In [25]:
# ------------------------- # 
#        SET - UP           # 
# ------------------------- # 

# ---- Requirements ----- # 

#!pip install datasets
#!pip install sentencepiece
#!pip install transformers
#!pip install jsonlines

import csv
import datasets
from google.colab import drive
import huggingface_hub
import jsonlines
import json
import pandas as pd
import re
import sys

# ----- Check if GPU is connected ----- # 
gpu_info = !nvidia-smi -L
gpu_info = "\n".join(gpu_info)
if gpu_info.find("failed") >= 0:
    print("Not connected to a GPU")
else:
    print(gpu_info)

# ----- Mounting Google Drive ----- # 

drive.mount('/content/drive')
sys.path.append('/content/drive/MyDrive/CIS6930_final')

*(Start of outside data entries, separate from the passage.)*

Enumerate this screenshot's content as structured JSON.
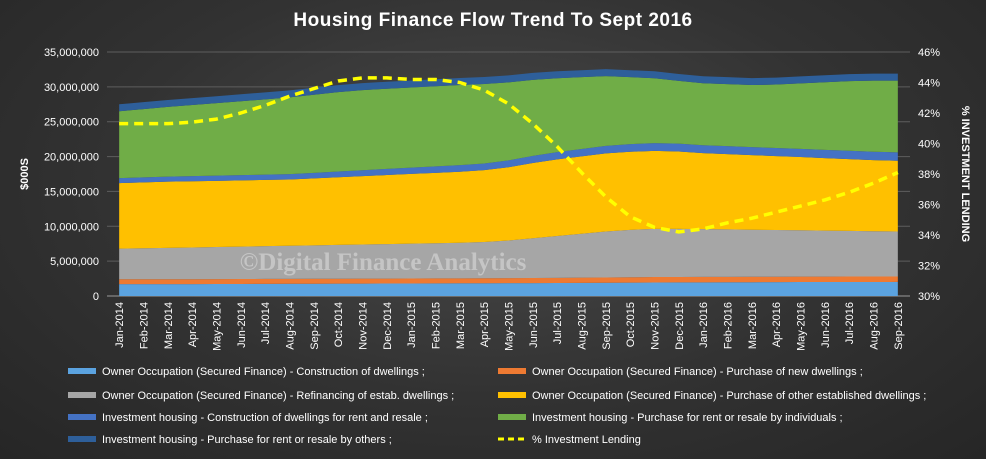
{
  "chart_data": {
    "type": "area",
    "title": "Housing Finance Flow Trend To Sept 2016",
    "ylabel": "$000S",
    "y2label": "% INVESTMENT LENDING",
    "ylim": [
      0,
      35000000
    ],
    "y2lim": [
      30,
      46
    ],
    "yticks": [
      "0",
      "5,000,000",
      "10,000,000",
      "15,000,000",
      "20,000,000",
      "25,000,000",
      "30,000,000",
      "35,000,000"
    ],
    "y2ticks": [
      "30%",
      "32%",
      "34%",
      "36%",
      "38%",
      "40%",
      "42%",
      "44%",
      "46%"
    ],
    "categories": [
      "Jan-2014",
      "Feb-2014",
      "Mar-2014",
      "Apr-2014",
      "May-2014",
      "Jun-2014",
      "Jul-2014",
      "Aug-2014",
      "Sep-2014",
      "Oct-2014",
      "Nov-2014",
      "Dec-2014",
      "Jan-2015",
      "Feb-2015",
      "Mar-2015",
      "Apr-2015",
      "May-2015",
      "Jun-2015",
      "Jul-2015",
      "Aug-2015",
      "Sep-2015",
      "Oct-2015",
      "Nov-2015",
      "Dec-2015",
      "Jan-2016",
      "Feb-2016",
      "Mar-2016",
      "Apr-2016",
      "May-2016",
      "Jun-2016",
      "Jul-2016",
      "Aug-2016",
      "Sep-2016"
    ],
    "stack_series": [
      {
        "name": "Owner Occupation (Secured Finance) - Construction of dwellings ;",
        "color": "#5ba3e0",
        "values": [
          1700000,
          1700000,
          1700000,
          1710000,
          1720000,
          1730000,
          1740000,
          1750000,
          1760000,
          1770000,
          1780000,
          1790000,
          1800000,
          1810000,
          1820000,
          1830000,
          1840000,
          1850000,
          1860000,
          1880000,
          1900000,
          1920000,
          1940000,
          1950000,
          1960000,
          1970000,
          1980000,
          1990000,
          2000000,
          2000000,
          2010000,
          2010000,
          2020000
        ]
      },
      {
        "name": "Owner Occupation (Secured Finance) - Purchase of new dwellings ;",
        "color": "#ee7a32",
        "values": [
          700000,
          700000,
          700000,
          700000,
          700000,
          710000,
          710000,
          710000,
          710000,
          710000,
          710000,
          710000,
          710000,
          710000,
          710000,
          720000,
          720000,
          730000,
          740000,
          750000,
          760000,
          770000,
          780000,
          780000,
          780000,
          780000,
          780000,
          780000,
          780000,
          780000,
          780000,
          780000,
          780000
        ]
      },
      {
        "name": "Owner Occupation (Secured Finance) - Refinancing of estab. dwellings ;",
        "color": "#a6a6a6",
        "values": [
          4400000,
          4450000,
          4500000,
          4550000,
          4600000,
          4650000,
          4700000,
          4750000,
          4800000,
          4850000,
          4900000,
          4950000,
          5000000,
          5050000,
          5100000,
          5200000,
          5400000,
          5700000,
          6000000,
          6300000,
          6600000,
          6800000,
          6900000,
          6900000,
          6850000,
          6800000,
          6750000,
          6700000,
          6650000,
          6600000,
          6550000,
          6500000,
          6450000
        ]
      },
      {
        "name": "Owner Occupation (Secured Finance) - Purchase of other established dwellings ;",
        "color": "#ffc000",
        "values": [
          9400000,
          9450000,
          9500000,
          9500000,
          9500000,
          9500000,
          9500000,
          9500000,
          9600000,
          9700000,
          9800000,
          9900000,
          10000000,
          10100000,
          10200000,
          10300000,
          10500000,
          10800000,
          11000000,
          11100000,
          11200000,
          11200000,
          11200000,
          11100000,
          10900000,
          10800000,
          10700000,
          10600000,
          10500000,
          10400000,
          10300000,
          10200000,
          10150000
        ]
      },
      {
        "name": "Investment housing - Construction of dwellings for rent and resale ;",
        "color": "#4472c4",
        "values": [
          700000,
          710000,
          720000,
          730000,
          740000,
          750000,
          760000,
          780000,
          800000,
          820000,
          850000,
          880000,
          900000,
          920000,
          940000,
          960000,
          990000,
          1020000,
          1040000,
          1060000,
          1080000,
          1100000,
          1110000,
          1120000,
          1130000,
          1140000,
          1150000,
          1160000,
          1170000,
          1180000,
          1190000,
          1200000,
          1200000
        ]
      },
      {
        "name": "Investment housing - Purchase for rent or resale by individuals ;",
        "color": "#70ad47",
        "values": [
          9600000,
          9800000,
          10000000,
          10200000,
          10400000,
          10600000,
          10800000,
          11000000,
          11200000,
          11400000,
          11500000,
          11500000,
          11500000,
          11500000,
          11500000,
          11400000,
          11200000,
          10900000,
          10600000,
          10300000,
          10000000,
          9600000,
          9300000,
          9000000,
          8900000,
          8900000,
          8900000,
          9100000,
          9400000,
          9700000,
          10000000,
          10200000,
          10300000
        ]
      },
      {
        "name": "Investment housing - Purchase for rent or resale by others ;",
        "color": "#2e5f9a",
        "values": [
          1000000,
          1000000,
          1000000,
          1000000,
          1000000,
          1000000,
          1000000,
          1000000,
          1000000,
          1000000,
          1000000,
          1000000,
          1000000,
          1000000,
          1000000,
          1000000,
          1000000,
          1000000,
          1000000,
          1000000,
          1000000,
          1000000,
          1000000,
          1000000,
          1000000,
          1000000,
          1000000,
          1000000,
          1000000,
          1000000,
          1000000,
          1000000,
          1000000
        ]
      }
    ],
    "line_series": {
      "name": "% Investment Lending",
      "color": "#ffff00",
      "values": [
        41.3,
        41.3,
        41.3,
        41.4,
        41.6,
        42.0,
        42.5,
        43.1,
        43.6,
        44.1,
        44.3,
        44.3,
        44.2,
        44.2,
        44.0,
        43.5,
        42.6,
        41.3,
        39.8,
        38.1,
        36.5,
        35.2,
        34.5,
        34.2,
        34.4,
        34.8,
        35.1,
        35.5,
        35.9,
        36.3,
        36.8,
        37.4,
        38.1
      ]
    },
    "legend": "bottom",
    "annotation": "©Digital Finance Analytics"
  }
}
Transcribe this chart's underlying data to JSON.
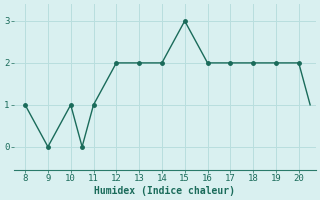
{
  "x": [
    8,
    9,
    10,
    10.5,
    11,
    12,
    13,
    14,
    15,
    16,
    17,
    18,
    19,
    20,
    20.5
  ],
  "y": [
    1,
    0,
    1,
    0,
    1,
    2,
    2,
    2,
    3,
    2,
    2,
    2,
    2,
    2,
    1
  ],
  "xlim": [
    7.5,
    20.75
  ],
  "ylim": [
    -0.55,
    3.4
  ],
  "xticks": [
    8,
    9,
    10,
    11,
    12,
    13,
    14,
    15,
    16,
    17,
    18,
    19,
    20
  ],
  "yticks": [
    0,
    1,
    2,
    3
  ],
  "xlabel": "Humidex (Indice chaleur)",
  "line_color": "#1a6b5a",
  "marker_color": "#1a6b5a",
  "bg_color": "#d9f0f0",
  "grid_color": "#b8dede",
  "axis_color": "#2a7a6a",
  "font_color": "#1a6b5a"
}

# ----- Importing TweetSum processing module ----- #
from tweet_sum_processor import TweetSumProcessor

# ----------------------------------------------------------------------

# ------------------------- # 
#  PRE-PROCESSING FUNCTIONS # 
# ------------------------- # 


def get_inputs(json_format):
  '''
  ---------------------
  Input: Dictionary containing the metadata for one tweet conversation
  Output: Concatenated string containing the content of one conversation. 
  
  Notes: 
          Special characters inserted for links and transitions between speaker. 
          Anonymized usernames are removed, as they do not add value to the text, 
          as they are usually just located at the beginning of the tweet by default 
          (feature of threads). Whereas usernames containing the name of the business 
          are retained for contextual purpose. 
  ---------------------
  '''
  dialogue = json_format['dialog']['turns']
  full_text = []
  for i in dialogue:
    string = ' '.join(i['sentences'])
    full_text.append(string + " <BR>")
  conversation = ' '.join(full_text)
  by_word = conversation.split(' ')
  for i in range(0, len(by_word)):
    if "https" in by_word[i]:
      by_word[i] = "<LINK>"
    if "@" in by_word[i]:
      if by_word[i][1:].isnumeric():
        by_word[i] = ''
  text = ' '.join(by_word)
  text = re.sub(r'[^a-zA-Z0-9,!.?<> ]', '', text)
  text = re.sub(r'(\W)(?=\1)', '', text)
  return text
  
def get_summary(json_format): 
  '''
  ---------------------
  Input: Dictionary containing the metadata for one tweet conversation
  Output: The text of a single human-generated summary for that one tweet
  ---------------------
  '''
  temp = json_format['summaries']['abstractive_summaries'][0]
  summary = ' '.join(temp)
  return summary

def prepare_data(file_name, processor):
  '''
  Processing the TweetSum dataset so that it can be read as a HuggingFace dataset. 
  ---------------------
  Input: Path to a dataset file and the TweetSum processor
  Output: The inputs and summaries for the given data
  ---------------------
  '''
  inputs = []
  summaries = []
  with open('/content/drive/MyDrive/CIS6930_final/' + file_name) as f:
    dialog_with_summaries = processor.get_dialog_with_summaries(f.readlines())
    for dialog_with_summary in dialog_with_summaries:
      try:
        json_format = json.loads(dialog_with_summary.get_json())
        inputs.append(get_inputs(json_format))
        summaries.append(get_summary(json_format))
      except TypeError:
        pass
  return inputs, summaries

# ----------------------------------------------------------------------

# ------------------------- # 
#           "MAIN"          # 
# ------------------------- # 

# --- "Fake" main function because this is a notebook and not a script :)

# ------ Process data 

processor = TweetSumProcessor('/content/drive/MyDrive/CIS6930_final/kaggle_files/twcs.csv')
train_inputs, train_summs = prepare_data('final_train_tweetsum.jsonl', processor)
valid_inputs, valid_summs = prepare_data('final_valid_tweetsum.jsonl', processor)
test_inputs, test_summs = prepare_data('final_test_tweetsum.jsonl', processor)

# ----- Save as CSVs

train = pd.DataFrame({"inputs": train_inputs, "summaries": train_summs})
train.to_csv('/content/drive/MyDrive/CIS6930_final/tweetsum_train.csv', index=False)

valid = pd.DataFrame({"inputs": valid_inputs, "summaries": valid_summs})
valid.to_csv('/content/drive/MyDrive/CIS6930_final/tweetsum_valid.csv', index=False)

test = pd.DataFrame({"inputs": test_inputs, "summaries": test_summs})
test.to_csv('/content/drive/MyDrive/CIS6930_final/tweetsum_test.csv', index=False)


Not connected to a GPU
Drive already mounted at /content/drive; to attempt to forcibly remount, call drive.mount("/content/drive", force_remount=True).